Managing labour law issues in cross-border M&As


Priyanka Gupta of Majmudar & Co outlines the key employment concerns that companies could face following a merger

A change in the ownership or control of a company can have implications for its employees. However, employment related issues are often not adequately dealt with by either the transferor or the transferee.

This can create difficulties for the transferee – especially when the merger or acquisition is cross-border in nature.

The transfer of control could lead to new policies being implemented that in turn could lead to changes in the terms of employment. This could bring to light several issues with the original employment contract that could create problems for the new owner of the company.

Priyanka Gupta
Priyanka Gupta

Checking the fine print

The due diligence carried out on Indian companies as part of a merger or a financing transaction at times reveals that Indian employment laws may have not been fully complied with. For instance licences and permissions may not have been obtained, records and reports may be haphazard and employee benefits and stamp duties on employment related agreements may not have been paid. Such non-compliance may result in significant fines and other penalties for the company and in turn for the prospective purchaser company.

Thus, as a first step, the purchaser entity must carry out a comprehensive due diligence to ensure that the Indian target company or the seller is compliant with Indian employment laws.

While doing so, the purchaser must check if the Indian company has executed employment agreements with all its employees. If so, the fine print needs to be analysed to check the terms of agreement relating to change of control, termination, benefits payable, intellectual property assignment, confidentiality, non-compete, non-solicit, etc. For example, Indian law will not validate employment contracts with “at will” termination provisions and all kinds of non-compete provisions may not be enforceable.

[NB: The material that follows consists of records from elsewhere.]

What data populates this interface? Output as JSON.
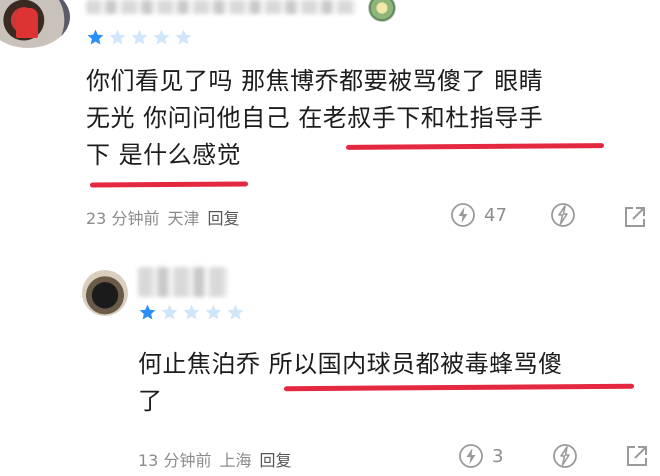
{
  "colors": {
    "star_filled": "#2c8ef8",
    "star_empty": "#cfe6fb",
    "highlight_underline": "#e3283f",
    "meta_text": "#8c8c8c"
  },
  "comments": [
    {
      "rating": 1,
      "lines": [
        "你们看见了吗 那焦博乔都要被骂傻了 眼睛",
        "无光 你问问他自己 在老叔手下和杜指导手",
        "下 是什么感觉"
      ],
      "time": "23 分钟前",
      "location": "天津",
      "reply_label": "回复",
      "likes": "47",
      "icons": [
        "lightning-like-icon",
        "dislike-icon",
        "share-icon"
      ]
    },
    {
      "rating": 1,
      "lines": [
        "何止焦泊乔 所以国内球员都被毒蜂骂傻",
        "了"
      ],
      "time": "13 分钟前",
      "location": "上海",
      "reply_label": "回复",
      "likes": "3",
      "icons": [
        "lightning-like-icon",
        "dislike-icon",
        "share-icon"
      ]
    }
  ]
}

In many cases, the original employment agreement ends up being a one-page offer letter that does not clarify the terms and conditions of employment, or in some cases, a loosely drafted employment agreement without intellectual property, trade secret, confidentiality protection or ownership provisions that comply with Indian law.

As such, what is discovered as part of a due diligence exercise is crucial. It will help the purchaser decide whether to absorb the Indian company’s employees on the same terms and conditions or to execute fresh agreements with them. Further, such issues can result in significant concerns when the agreements have to be enforced against the employees.

Understanding links

Another important issue is the seller company may be using consultants, contract labour and third party contractors. In such cases it is necessary to distinguish between an employer-employee relationship and a principal-independent contractor relationship to determine the purchaser’s liabilities and obligations.

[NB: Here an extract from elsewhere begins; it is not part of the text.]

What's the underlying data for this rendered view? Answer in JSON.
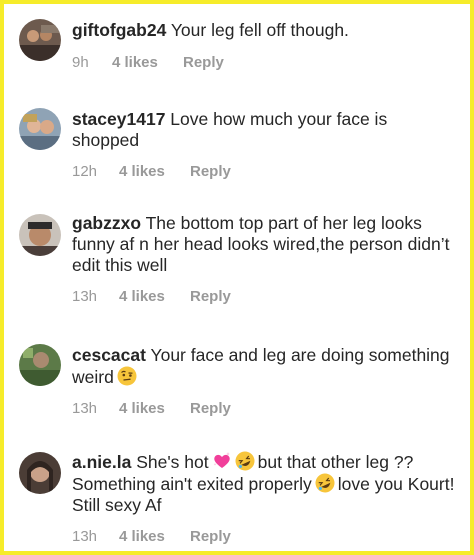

It is vital to identify this segment of the workforce at the time of transfer to the new entity as there is a chance that the employees may raise regularization and permanency claims, even if there are agreements recording that they will not be regarded as the seller company’s employees. This could happen if the company has been exercising substantial direct supervision and control over these workers’ activities and if they provide the necessary work-related tools to the workers.

Trimming the wage bill

Moreover, if the purchaser does not wish to absorb all employees and some have to be terminated, the company will have to comply with the statutory termination requirements, which include severance compensation. Details of these severance payment obligations are provided in the Industrial Disputes Act, 1947, a central legislaton, and the Shops and Establishments Act, 1948, which is a state specific employment law. However these acts do not cover managerial employees. If contract labour has been used, the company needs to have complied with the registration requirements and the Contract Labour (Regulation and Abolition) Act, 1970.

Managing moves

If the key employees of the Indian company do not wish to be employed by the purchaser, the purchaser must assess the risk involved in the employee resigning. As the employee may have had access to the company’s critical business information, processes, trade secrets, etc., it is possible that such information could be misused. To avoid this, the purchaser together with the Indian company, can enforce confidentiality obligations on the departing employee, if the employment agreement provides for it.

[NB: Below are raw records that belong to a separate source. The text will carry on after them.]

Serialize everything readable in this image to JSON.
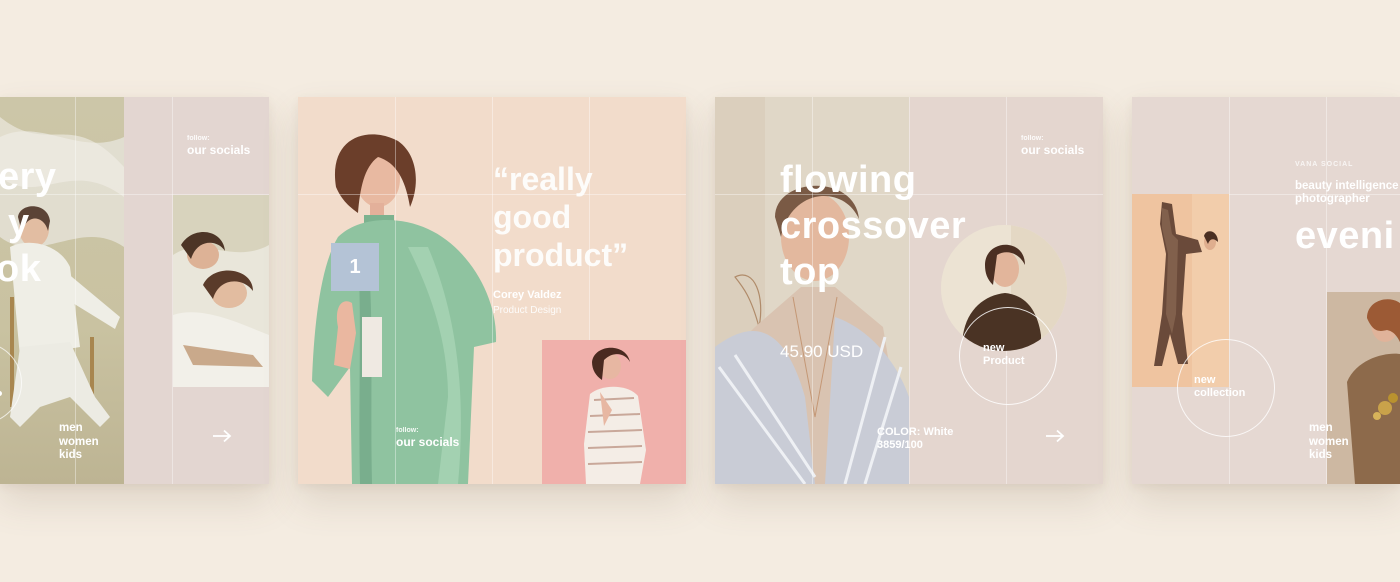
{
  "cards": [
    {
      "headline_lines": [
        "ery",
        "y",
        "ok"
      ],
      "follow_label": "follow:",
      "socials_label": "our socials",
      "nav_items": [
        "men",
        "women",
        "kids"
      ]
    },
    {
      "badge_number": "1",
      "quote_lines": [
        "“really",
        "good",
        "product”"
      ],
      "author_name": "Corey Valdez",
      "author_role": "Product Design",
      "follow_label": "follow:",
      "socials_label": "our socials"
    },
    {
      "headline_lines": [
        "flowing",
        "crossover",
        "top"
      ],
      "price": "45.90 USD",
      "follow_label": "follow:",
      "socials_label": "our socials",
      "circle_label_lines": [
        "new",
        "Product"
      ],
      "color_label": "COLOR: White",
      "code_label": "3859/100"
    },
    {
      "brand_label": "VANA SOCIAL",
      "tagline_lines": [
        "beauty intelligence",
        "photographer"
      ],
      "headline": "eveni",
      "circle_label_lines": [
        "new",
        "collection"
      ],
      "nav_items": [
        "men",
        "women",
        "kids"
      ]
    }
  ],
  "colors": {
    "page_background": "#f4ece1",
    "card_blush": "#e6d8d0",
    "card_peach": "#f2dccb",
    "photo_pink": "#efaeaa",
    "coat_green": "#8fc3a0",
    "badge_blue": "#b4c3d6"
  }
}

However, as regards the non-compete obligations – several judgments have held that a non-compete provision operating beyond the term of the contract is void and unenforceable under section 27 of the Indian Contract Act, 1872. Therefore, a company may not be able to restrain a departing employee from joining a competitor.

If a foreign purchaser wants to send one of its employees into India to work with the company, the employment relationship will have to be structured carefully to avoid Indian income tax law issues with respect to creation of an Indian permanent establishment.

Further, while drafting employment policies for the Indian entity that draw on the basis of the purchaser’s global employment policy, care must be taken to ensure that it is compliant with Indian employment laws.


To get past labour-related issues in case of change of ownership, some purchasers have resorted to terminating the employment of all employees with the seller company before rehiring them under fresh agreements. Additionally, to avoid getting involved in litigation with the seller’s employees the deal between the parties could include indemnification provisions to cover such circumstances.

It is imperative that employment law issues be given due attention at the initial stage of the deal. Waiting to resolve them at a later date and as and when they arise would be unwise.

Last but not least, a strong human resources management policy should be implemented and employment law compliance ensured promptly upon closing of the deal.

Priyanka Gupta is an associate at the Mumbai office of Majmudar & Co, International Lawyers.